A team composed of members from the Selavip Newsletter, the Asian Coalition for Housing Rights (ACHR) and Community Organizations Development Institute (CODI), met with the Mayor of the city of Chiang Mai in October 2008. Together the team pitched a solution for decreasing the number of homeless living within Chiang Mai city. The proposal and solution aimed to reorganize homeless shelters within the city to ensure safety for those living without housing. The team suggested that by allowing homeless people to run the shelter themselves, they would learn methods to secure a better future. 

Directly following the meeting, this team launched the Chiang Homeless Bank (CHB) in an effort to help even further. Residents of the shelter contribute any earnings they receive into a Homeless Network saving account. Not only the homeless residents but all members of the community are allowed to participate in the banking system. This encourages financially stable citizens to donate funds into the Homeless Network saving account. The pooled savings account means homeless members have to meet together in order to make financial decisions. Discussions include how to properly distribute the funds, create collective housing and keep the shelter running. 

The Selavip Newsletter, ACHR and CODI, had seen success in three other shelters located throughout Thailand prior to proposing the bank for Chiang Mai in 2008. In 2020, the number of community-run and collective shelters continues to grow. Today, shelters with more than 100 homeless Thai citizens are running effectively. Self-sufficiency and the opportunity to manage and direct the accumulated funds result in a communal sense of confidence. Thailand’s homeless population now have the chance to live on their own and remain financially stable.

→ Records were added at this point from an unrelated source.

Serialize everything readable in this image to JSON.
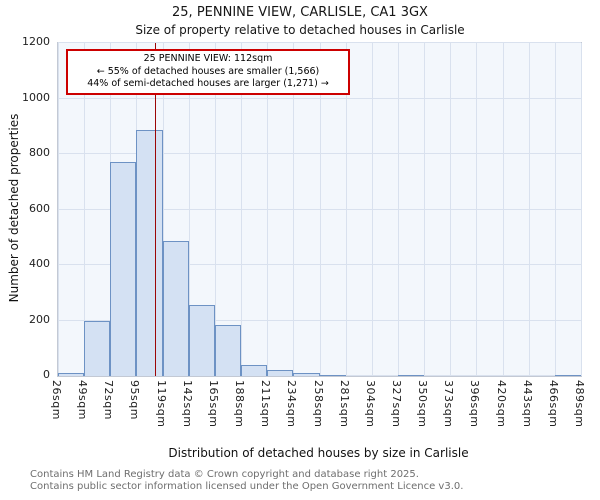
{
  "title": "25, PENNINE VIEW, CARLISLE, CA1 3GX",
  "subtitle": "Size of property relative to detached houses in Carlisle",
  "annotation": {
    "line1": "25 PENNINE VIEW: 112sqm",
    "line2": "← 55% of detached houses are smaller (1,566)",
    "line3": "44% of semi-detached houses are larger (1,271) →"
  },
  "footer": {
    "line1": "Contains HM Land Registry data © Crown copyright and database right 2025.",
    "line2": "Contains public sector information licensed under the Open Government Licence v3.0."
  },
  "chart_data": {
    "type": "bar",
    "title": "25, PENNINE VIEW, CARLISLE, CA1 3GX",
    "subtitle": "Size of property relative to detached houses in Carlisle",
    "xlabel": "Distribution of detached houses by size in Carlisle",
    "ylabel": "Number of detached properties",
    "bin_edges": [
      26,
      49,
      72,
      95,
      119,
      142,
      165,
      188,
      211,
      234,
      258,
      281,
      304,
      327,
      350,
      373,
      396,
      420,
      443,
      466,
      489
    ],
    "x_tick_labels": [
      "26sqm",
      "49sqm",
      "72sqm",
      "95sqm",
      "119sqm",
      "142sqm",
      "165sqm",
      "188sqm",
      "211sqm",
      "234sqm",
      "258sqm",
      "281sqm",
      "304sqm",
      "327sqm",
      "350sqm",
      "373sqm",
      "396sqm",
      "420sqm",
      "443sqm",
      "466sqm",
      "489sqm"
    ],
    "counts": [
      10,
      200,
      770,
      885,
      485,
      255,
      185,
      40,
      20,
      10,
      5,
      0,
      0,
      3,
      0,
      0,
      0,
      0,
      0,
      3
    ],
    "ylim": [
      0,
      1200
    ],
    "y_ticks": [
      0,
      200,
      400,
      600,
      800,
      1000,
      1200
    ],
    "marker": {
      "value": 112,
      "color": "#9c0606"
    },
    "grid": true,
    "legend": "none",
    "bar_fill": "#d4e1f3",
    "bar_border": "#6d92c4"
  }
}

Collective Housing Programs

Since 2008, both awareness and action against homelessness in Thailand continues to gain momentum. In 2016, Thailand’s national cabinet approved a 20-year National Housing Development Program. This government-funded program’s goal is to have one million impoverished families receiving stable housing by 2036.  

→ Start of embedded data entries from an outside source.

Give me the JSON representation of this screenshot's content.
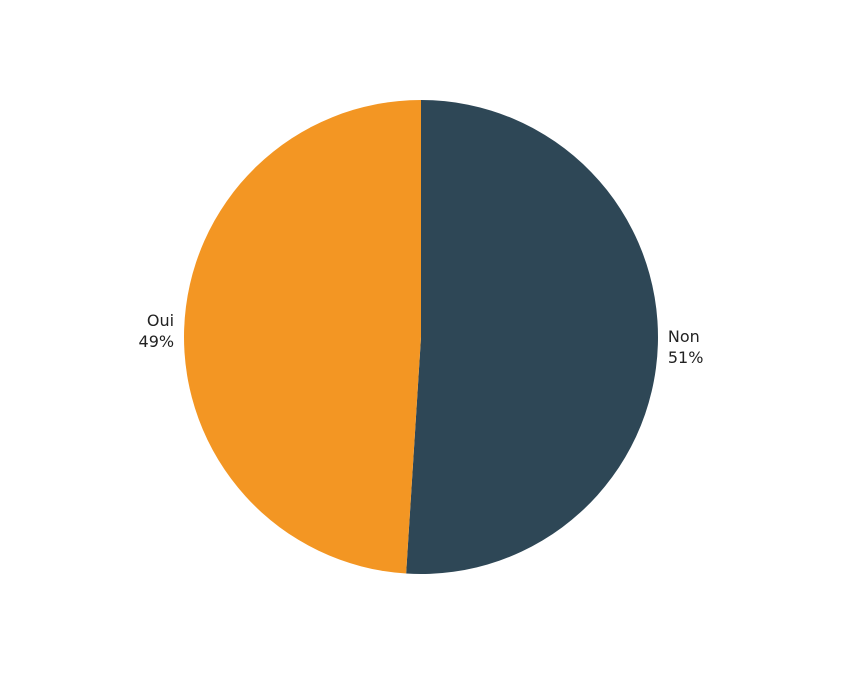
{
  "chart_data": {
    "type": "pie",
    "title": "",
    "start": "top",
    "direction": "clockwise",
    "slices": [
      {
        "label": "Non",
        "value": 51,
        "value_label": "51%",
        "color": "#2e4756"
      },
      {
        "label": "Oui",
        "value": 49,
        "value_label": "49%",
        "color": "#f39623"
      }
    ]
  }
}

Further observations in 2019 by CODI strongly suggests the National Housing Development Program cannot be achieved unless collective housing shelters exist. The community-driven aspect of these housing programs truly allows the shelters to be sustainable. Since CODI and the government are only providing communal development grants, the mutual ownership of resources requires involvement from all impoverished and homeless members of the community. With continued management and public financial contributions, collective housing shelters are sustainable and will be able to run independently without CODI or government funding.

Recent Developments in The Cause

The progress made in exposing the issues of Homelessness in Thailand is the result of persistent activism and the extent of this awareness over the past two decades. In 2020, the homeless platform is gaining even more attention due to the coronavirus pandemic. Specifically, homeless Thai people are not able to abide by the government enforced lockdown. Police are arresting citizens without shelter for disobeying government orders. 

Public outcry gives some hope that officers will look the other way and not arrest homeless citizens. Despite government statistics largely undercounting the homeless population, legislation is still in place to tackle the issue. Strategies such as collective housing and homeless banks are positive examples of projects that are decreasing homelessness in Thailand.